Derrière des apparences presque célestes rôde un loup en quête de proie. Trois jeunes femmes, comme le petit chaperon rouge, croisent cet ogre pour leur plus grand malheur. Pas de chasseur à l'horizon pour les secourir. L'hiver dispose du corps des victimes, mais le printemps les tire de leur linceul de glace. En fait, le lecteur est plongé dans l'univers des contes qui indiquent les pièges que l'on tend aux âmes bien intentionnées. L'auteure choisit d'ailleurs le passé simple pour apparenter son œuvre au genre. Seule la fuite assure le salut de ceux et celles qui survivent si le suicide ne vient pas rompre avant des destinées prometteuses.

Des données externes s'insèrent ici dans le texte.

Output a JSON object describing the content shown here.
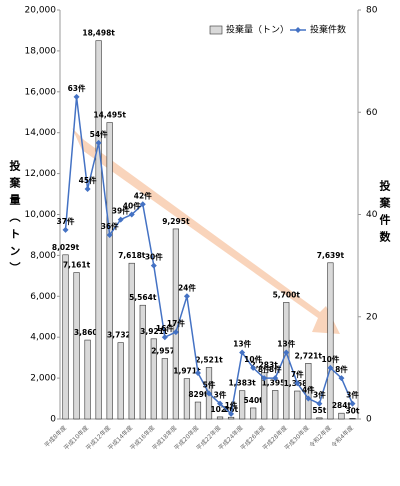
{
  "chart_data": {
    "type": "bar",
    "categories": [
      "平成8年度",
      null,
      "平成10年度",
      null,
      "平成12年度",
      null,
      "平成14年度",
      null,
      "平成16年度",
      null,
      "平成18年度",
      null,
      "平成20年度",
      null,
      "平成22年度",
      null,
      "平成24年度",
      null,
      "平成26年度",
      null,
      "平成28年度",
      null,
      "平成30年度",
      null,
      "令和2年度",
      null,
      "令和4年度"
    ],
    "series": [
      {
        "name": "投棄量（トン）",
        "color": "#d9d9d9",
        "values": [
          8029,
          7161,
          3860,
          18498,
          14495,
          3732,
          7618,
          5564,
          3921,
          2957,
          9295,
          1971,
          829,
          2521,
          102,
          86,
          1383,
          540,
          2283,
          1395,
          5700,
          1368,
          2721,
          55,
          7639,
          284,
          30
        ],
        "value_labels": [
          "8,029t",
          "7,161t",
          "3,860t",
          "18,498t",
          "14,495t",
          "3,732t",
          "7,618t",
          "5,564t",
          "3,921t",
          "2,957t",
          "9,295t",
          "1,971t",
          "829t",
          "2,521t",
          "102t",
          "86t",
          "1,383t",
          "540t",
          "2,283t",
          "1,395t",
          "5,700t",
          "1,368t",
          "2,721t",
          "55t",
          "7,639t",
          "284t",
          "30t"
        ]
      },
      {
        "name": "投棄件数",
        "color": "#4472c4",
        "axis": "y2",
        "values": [
          37,
          63,
          45,
          54,
          36,
          39,
          40,
          42,
          30,
          16,
          17,
          24,
          9,
          5,
          3,
          1,
          13,
          10,
          8,
          8,
          13,
          7,
          4,
          3,
          10,
          8,
          3
        ],
        "value_labels": [
          "37件",
          "63件",
          "45件",
          "54件",
          "36件",
          "39件",
          "40件",
          "42件",
          "30件",
          "16件",
          "17件",
          "24件",
          null,
          "5件",
          "3件",
          "1件",
          "13件",
          "10件",
          "8件",
          "8件",
          "13件",
          "7件",
          "4件",
          "3件",
          "10件",
          "8件",
          "3件"
        ]
      }
    ],
    "ylabel": "投棄量（トン）",
    "y2label": "投棄件数",
    "ylim": [
      0,
      20000
    ],
    "yticks": [
      0,
      {
        "value": 2000,
        "label": "2,000"
      },
      {
        "value": 4000,
        "label": "4,000"
      },
      {
        "value": 6000,
        "label": "6,000"
      },
      {
        "value": 8000,
        "label": "8,000"
      },
      {
        "value": 10000,
        "label": "10,000"
      },
      {
        "value": 12000,
        "label": "12,000"
      },
      {
        "value": 14000,
        "label": "14,000"
      },
      {
        "value": 16000,
        "label": "16,000"
      },
      {
        "value": 18000,
        "label": "18,000"
      },
      {
        "value": 20000,
        "label": "20,000"
      }
    ],
    "y2lim": [
      0,
      80
    ],
    "y2ticks": [
      0,
      20,
      40,
      60,
      80
    ],
    "legend": "top-right"
  }
}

Pour le second volet, le roman transporte ses pénates à Montréal. Avec Nina qui a suivi Alexis pour entreprendre des études supérieures, ce dernier est en quête d'une essence qui saurait rendre à la femme le tribut qui lui est dû. Une vengeance en somme de la mort de trois Malabourgeoises. Même si l'œuvre est un clin d'oeil au Parfum de Patrick Süskind, le cadavre de l'être aimée n'entre pas dans la composition du produit qui exalte l'odorat. L'amour ne se conjugue pas avec la mort pour une réincarnation sudorifique, qui témoignerait éternellement d'une liaison amoureuse. L'auteure projette plutôt son œuvre dans un monde qui protégerait une destinée vécue au féminin. C'est le présent de l'indicatif qui assume ce vœu à travers un florilège d'odeurs, témoins de la moitié d'une humanité souvent reléguée comme quantité plus ou moins négligeable.

La démonstration est éminemment poétique. Mais Perrine Leblanc ne perd jamais de vue que ce sont des humains qui subissent les soubresauts de la vie même dans les bleds perdus. Comme pour L'Homme blanc (Kolia en France), projeté prochainement à l'écran, elle manifeste un intérêt particulier pour les tristes pierrots. Et pour chacun, elle laisse prévoir un avenir meilleur. C'est bien écrit, mais les transitions sont souvent abruptes. Par contre, le second volet est d'une réussite totale.